Presencié algo muy impresionante y aterrador. Mientras caminaba por un valle ubicado junto al río de las Delicias, me encontré con numerosos cadáveres. También se oían diferentes tipos de música, especialmente el sonido de timbales, interpretadas de manera asombrosa. Ante tanto ruido y alboroto, sentí un profundo miedo.
Este valle se extiende por unas siete u ocho millas, y se dice que quienes entran allí no vuelven a salir, sino que mueren casi de inmediato. A pesar de la advertencia, decidí adentrarme para entender qué ocurría. Apenas entré, me encontré, como mencioné antes, con una cantidad de cuerpos inertes tan grande que, de no haberlo visto con mis propios ojos, no lo habría creído. En una de las laderas del monte, sobre una roca, distinguí algo parecido al rostro de un hombre, tan aterrador que por un momento creí que perdería el sentido o moriría de pavor. Por eso, no dejaba de repetir en voz alta las palabras: "Verbum caro factum est" [«El Verbo se hizo carne»]. Sin embargo, no tuve el valor de acercarme del todo a esa cara, manteniéndome siempre a unos siete u ocho pasos de distancia.

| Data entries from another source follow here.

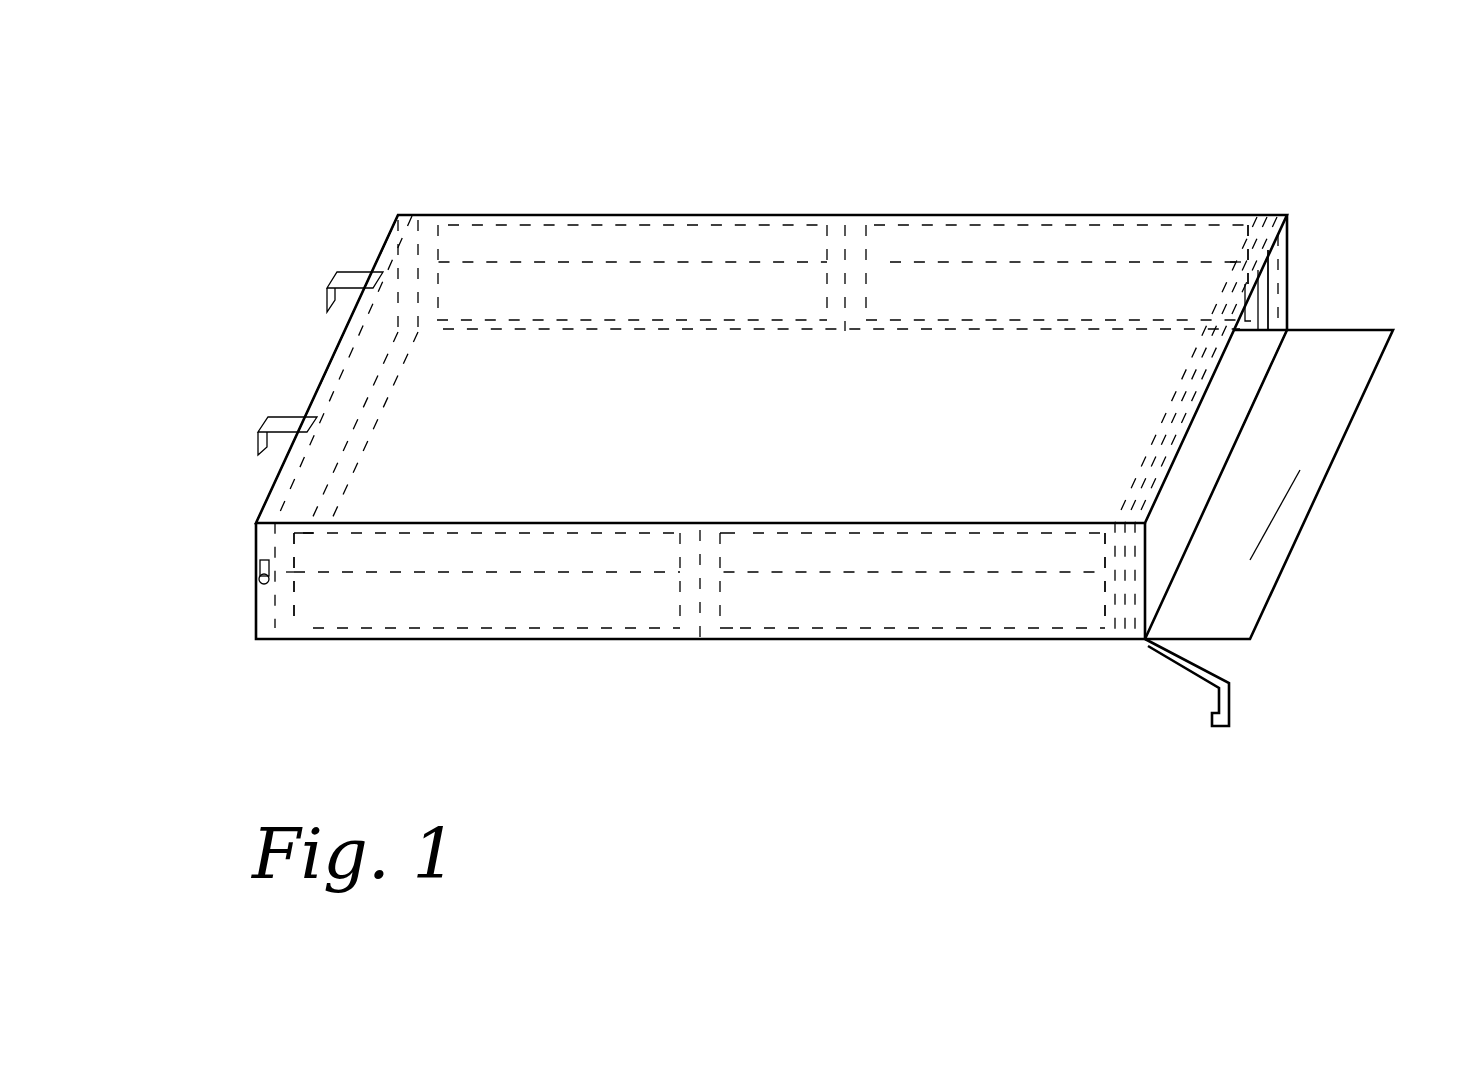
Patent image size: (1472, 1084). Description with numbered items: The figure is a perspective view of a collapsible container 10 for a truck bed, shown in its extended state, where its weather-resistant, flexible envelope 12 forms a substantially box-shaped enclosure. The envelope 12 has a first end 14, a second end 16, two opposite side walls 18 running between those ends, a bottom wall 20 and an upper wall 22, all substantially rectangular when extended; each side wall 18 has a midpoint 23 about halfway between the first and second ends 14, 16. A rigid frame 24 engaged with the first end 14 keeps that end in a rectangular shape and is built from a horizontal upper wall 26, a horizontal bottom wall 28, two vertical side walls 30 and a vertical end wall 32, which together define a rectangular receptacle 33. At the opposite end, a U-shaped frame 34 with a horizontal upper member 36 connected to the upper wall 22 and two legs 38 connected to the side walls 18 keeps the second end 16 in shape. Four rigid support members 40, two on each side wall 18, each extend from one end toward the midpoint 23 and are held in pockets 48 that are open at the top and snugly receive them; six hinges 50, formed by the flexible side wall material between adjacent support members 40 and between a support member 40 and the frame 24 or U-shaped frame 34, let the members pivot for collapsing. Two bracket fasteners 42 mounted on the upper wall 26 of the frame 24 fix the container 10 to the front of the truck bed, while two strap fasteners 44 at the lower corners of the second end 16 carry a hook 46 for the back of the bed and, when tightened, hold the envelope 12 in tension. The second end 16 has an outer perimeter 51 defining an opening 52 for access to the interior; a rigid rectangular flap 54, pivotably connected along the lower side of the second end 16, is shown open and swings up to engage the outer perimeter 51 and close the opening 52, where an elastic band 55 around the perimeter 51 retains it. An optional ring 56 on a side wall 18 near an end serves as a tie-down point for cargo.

The collapsible container 10 is at (806, 183).
The flexible envelope 12 is at (775, 640).
The first end 14 is at (313, 397).
The second end 16 is at (1288, 307).
The side walls 18 is at (1093, 295).
The bottom wall 20 is at (930, 640).
The upper wall 22 is at (603, 430).
The midpoint 23 is at (855, 218).
The frame 24 is at (268, 537).
The horizontal upper wall 26 is at (340, 355).
The horizontal bottom wall 28 is at (312, 533).
The vertical side walls 30 is at (405, 215).
The vertical end wall 32 is at (390, 245).
The rectangular receptacle 33 is at (353, 397).
The U-shaped frame 34 is at (1178, 392).
The horizontal upper member 36 is at (1217, 308).
The legs 38 is at (1262, 287).
The support members 40 is at (590, 235).
The fasteners 42 is at (337, 280).
The fasteners 44 is at (1197, 665).
The hook 46 is at (1228, 728).
The pockets 48 is at (660, 300).
The hinges 50 is at (437, 217).
The outer perimeter 51 is at (1158, 500).
The opening 52 is at (1210, 436).
The flap 54 is at (1280, 515).
The elastic band 55 is at (1115, 640).
The ring 56 is at (262, 582).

Como no me atreví a acercarme más, me dirigí al otro extremo del valle. Allí subí a una colina de arena y, al mirar a mi alrededor, no vi nada, solo oí nuevamente los timbales sonando magníficamente. Cuando llegué a la cima de esa colina, encontré montones de oro y plata, que parecían escamas de pez. Recogí un poco de ello en mi regazo, pero como este tipo de cosas no me interesaba y al pensar que podría tratarse de ilusiones del demonio, lo arrojé al suelo. Y así, con la ayuda de Dios, logré salir de ese lugar ileso.
Al ver esto, los sarracenos me miraban con gran respeto, convencidos de que era un hombre santo. Decían que quienes habían perecido en ese valle eran almas malas y condenadas por el demonio infernal.